Borenstein E, Meilijson I, Ruppin E
School of Computer Science, Tel-Aviv University, Tel-Aviv 69978, Israel.
J Evol Biol. 2006 Sep;19(5):1555-70. doi: 10.1111/j.1420-9101.2006.01125.x.
When facing the challenge of developing an individual that best fits its environment, nature demonstrates an interesting combination of two fundamentally different adaptive mechanisms: genetic evolution and phenotypic plasticity. Following numerous computational models, it has become the accepted wisdom that lifetime acclimation (e.g. via learning) smooths the fitness landscape and consequently accelerates evolution. However, analytical studies, focusing on the effect of phenotypic plasticity on evolution in simple unimodal landscapes, have often found that learning hinders the evolutionary process rather than accelerating it. Here, we provide a general framework for studying the effect of plasticity on evolution in multipeaked landscapes and introduce a rigorous mathematical analysis of these dynamics. We show that the convergence rate of the evolutionary process in a given arbitrary one-dimensional fitness landscape is dominated by the largest descent (drawdown) in the landscape and provide numerical evidence to support an analogous dominance also in multidimensional landscapes. We consider several schemes of phenotypic plasticity and examine their effect on the landscape drawdown, identifying the conditions under which phenotypic plasticity is advantageous. The lack of such a drawdown in unimodal landscapes vs. its dominance in multipeaked landscapes accounts for the seemingly contradictory findings of previous studies.

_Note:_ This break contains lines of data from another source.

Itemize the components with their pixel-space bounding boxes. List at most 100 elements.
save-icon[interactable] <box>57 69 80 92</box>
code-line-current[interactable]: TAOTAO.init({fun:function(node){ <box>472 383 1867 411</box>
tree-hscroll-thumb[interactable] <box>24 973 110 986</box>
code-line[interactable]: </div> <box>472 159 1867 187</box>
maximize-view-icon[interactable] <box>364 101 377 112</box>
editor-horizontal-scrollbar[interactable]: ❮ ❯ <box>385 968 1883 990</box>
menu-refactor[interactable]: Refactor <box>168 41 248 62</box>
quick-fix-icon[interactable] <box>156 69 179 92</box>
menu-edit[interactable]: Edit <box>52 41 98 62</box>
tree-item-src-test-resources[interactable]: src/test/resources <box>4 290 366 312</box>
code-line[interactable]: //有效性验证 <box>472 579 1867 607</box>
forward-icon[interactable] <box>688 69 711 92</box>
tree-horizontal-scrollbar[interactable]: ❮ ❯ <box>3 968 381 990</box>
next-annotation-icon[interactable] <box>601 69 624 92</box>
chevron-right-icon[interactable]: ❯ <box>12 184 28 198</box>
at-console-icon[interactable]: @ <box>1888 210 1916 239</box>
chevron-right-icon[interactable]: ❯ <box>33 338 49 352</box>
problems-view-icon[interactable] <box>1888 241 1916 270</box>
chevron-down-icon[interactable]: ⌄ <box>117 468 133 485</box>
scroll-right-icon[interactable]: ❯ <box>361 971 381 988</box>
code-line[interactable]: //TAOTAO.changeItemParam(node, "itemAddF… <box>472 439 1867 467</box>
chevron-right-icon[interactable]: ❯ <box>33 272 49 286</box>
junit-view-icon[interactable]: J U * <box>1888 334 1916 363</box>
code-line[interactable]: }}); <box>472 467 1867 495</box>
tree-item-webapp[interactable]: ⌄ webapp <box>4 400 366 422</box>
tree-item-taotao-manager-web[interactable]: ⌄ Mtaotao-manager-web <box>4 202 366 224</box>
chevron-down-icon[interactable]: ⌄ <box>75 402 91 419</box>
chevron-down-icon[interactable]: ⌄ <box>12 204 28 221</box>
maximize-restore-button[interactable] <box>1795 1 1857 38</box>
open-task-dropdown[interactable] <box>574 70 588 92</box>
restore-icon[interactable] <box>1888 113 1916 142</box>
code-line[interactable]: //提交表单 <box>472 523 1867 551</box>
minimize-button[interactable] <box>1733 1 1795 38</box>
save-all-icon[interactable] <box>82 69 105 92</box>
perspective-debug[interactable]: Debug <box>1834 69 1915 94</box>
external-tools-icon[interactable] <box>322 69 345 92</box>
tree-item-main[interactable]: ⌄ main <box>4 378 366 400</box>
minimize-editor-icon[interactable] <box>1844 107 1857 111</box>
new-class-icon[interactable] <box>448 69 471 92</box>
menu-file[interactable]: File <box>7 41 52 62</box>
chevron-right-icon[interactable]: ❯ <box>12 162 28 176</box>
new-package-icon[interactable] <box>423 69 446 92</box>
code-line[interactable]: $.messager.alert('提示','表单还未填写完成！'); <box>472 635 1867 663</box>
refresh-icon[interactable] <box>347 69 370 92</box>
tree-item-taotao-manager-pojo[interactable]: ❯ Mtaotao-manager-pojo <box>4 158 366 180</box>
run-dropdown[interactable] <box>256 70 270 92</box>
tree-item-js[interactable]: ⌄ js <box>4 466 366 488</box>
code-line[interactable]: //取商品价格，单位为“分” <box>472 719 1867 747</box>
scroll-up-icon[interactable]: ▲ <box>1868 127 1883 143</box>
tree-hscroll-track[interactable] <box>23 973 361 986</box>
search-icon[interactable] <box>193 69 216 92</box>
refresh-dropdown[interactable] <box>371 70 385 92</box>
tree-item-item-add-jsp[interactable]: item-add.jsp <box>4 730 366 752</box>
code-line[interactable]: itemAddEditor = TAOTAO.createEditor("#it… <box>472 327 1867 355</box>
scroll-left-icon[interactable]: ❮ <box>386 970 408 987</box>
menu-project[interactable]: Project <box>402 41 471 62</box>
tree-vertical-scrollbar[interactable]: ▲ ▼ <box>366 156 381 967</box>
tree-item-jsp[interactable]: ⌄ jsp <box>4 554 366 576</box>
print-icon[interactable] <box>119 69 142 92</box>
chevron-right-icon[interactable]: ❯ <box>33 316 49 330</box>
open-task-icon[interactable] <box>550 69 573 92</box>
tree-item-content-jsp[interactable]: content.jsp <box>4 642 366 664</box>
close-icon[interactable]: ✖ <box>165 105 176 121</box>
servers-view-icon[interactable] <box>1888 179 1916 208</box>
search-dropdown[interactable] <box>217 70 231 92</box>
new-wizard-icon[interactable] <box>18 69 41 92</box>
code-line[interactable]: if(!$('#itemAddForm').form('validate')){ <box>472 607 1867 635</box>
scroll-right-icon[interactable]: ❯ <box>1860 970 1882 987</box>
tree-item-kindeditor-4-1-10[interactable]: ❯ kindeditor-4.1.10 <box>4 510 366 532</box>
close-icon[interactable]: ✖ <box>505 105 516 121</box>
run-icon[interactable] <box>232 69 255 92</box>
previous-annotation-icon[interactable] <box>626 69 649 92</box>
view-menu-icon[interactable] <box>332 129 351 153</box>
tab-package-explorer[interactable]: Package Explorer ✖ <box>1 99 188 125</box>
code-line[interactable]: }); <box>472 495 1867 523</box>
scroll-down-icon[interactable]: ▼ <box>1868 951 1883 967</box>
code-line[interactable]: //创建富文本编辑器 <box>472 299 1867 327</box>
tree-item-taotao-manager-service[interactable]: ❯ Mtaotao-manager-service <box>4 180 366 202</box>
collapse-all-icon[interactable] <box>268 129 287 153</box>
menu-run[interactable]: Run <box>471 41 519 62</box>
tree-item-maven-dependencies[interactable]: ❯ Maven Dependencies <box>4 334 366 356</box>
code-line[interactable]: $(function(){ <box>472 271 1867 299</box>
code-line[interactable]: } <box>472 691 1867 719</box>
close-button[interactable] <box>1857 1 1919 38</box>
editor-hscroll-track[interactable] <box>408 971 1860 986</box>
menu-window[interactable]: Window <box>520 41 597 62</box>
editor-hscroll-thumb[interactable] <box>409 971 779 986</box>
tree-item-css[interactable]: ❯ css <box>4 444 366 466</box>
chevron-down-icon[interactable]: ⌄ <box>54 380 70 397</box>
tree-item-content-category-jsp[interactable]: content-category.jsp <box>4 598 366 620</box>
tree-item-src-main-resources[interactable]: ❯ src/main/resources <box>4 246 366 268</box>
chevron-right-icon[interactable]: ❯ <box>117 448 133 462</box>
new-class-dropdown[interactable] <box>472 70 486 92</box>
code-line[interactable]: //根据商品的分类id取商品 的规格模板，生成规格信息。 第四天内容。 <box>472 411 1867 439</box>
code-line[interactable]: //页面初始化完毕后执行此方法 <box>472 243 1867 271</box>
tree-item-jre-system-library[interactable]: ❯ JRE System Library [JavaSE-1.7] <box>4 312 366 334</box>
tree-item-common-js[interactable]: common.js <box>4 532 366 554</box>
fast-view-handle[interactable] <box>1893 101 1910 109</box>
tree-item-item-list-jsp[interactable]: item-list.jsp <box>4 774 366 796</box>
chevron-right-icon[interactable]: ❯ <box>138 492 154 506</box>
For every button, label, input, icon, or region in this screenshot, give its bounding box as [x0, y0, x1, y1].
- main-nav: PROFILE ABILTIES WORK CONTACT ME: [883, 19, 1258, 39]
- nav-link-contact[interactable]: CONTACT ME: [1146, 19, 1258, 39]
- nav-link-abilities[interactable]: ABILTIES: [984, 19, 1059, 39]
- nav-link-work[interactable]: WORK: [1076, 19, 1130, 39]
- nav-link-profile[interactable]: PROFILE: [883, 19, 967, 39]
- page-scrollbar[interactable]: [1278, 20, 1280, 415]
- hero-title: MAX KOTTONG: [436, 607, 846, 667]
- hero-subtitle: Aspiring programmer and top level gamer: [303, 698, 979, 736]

在面对培育最能适应其环境的个体这一挑战时,自然界展现出两种根本不同的适应性机制的有趣组合:基因进化和表型可塑性。继众多计算模型之后,人们普遍认为终身适应(例如通过学习)使适应度景观变得平滑,从而加速进化。然而,专注于简单单峰景观中表型可塑性对进化影响的分析研究常常发现,学习会阻碍而非加速进化过程。在此,我们提供一个用于研究多峰景观中可塑性对进化影响的通用框架,并对这些动态过程进行严格的数学分析。我们表明,在给定的任意一维适应度景观中,进化过程的收敛速度由景观中的最大下降(回撤)主导,并提供数值证据以支持在多维景观中也存在类似的主导情况。我们考虑了几种表型可塑性方案,并研究它们对景观回撤的影响,确定表型可塑性具有优势的条件。单峰景观中不存在这种回撤与多峰景观中其占主导地位,解释了先前研究中看似矛盾的结果。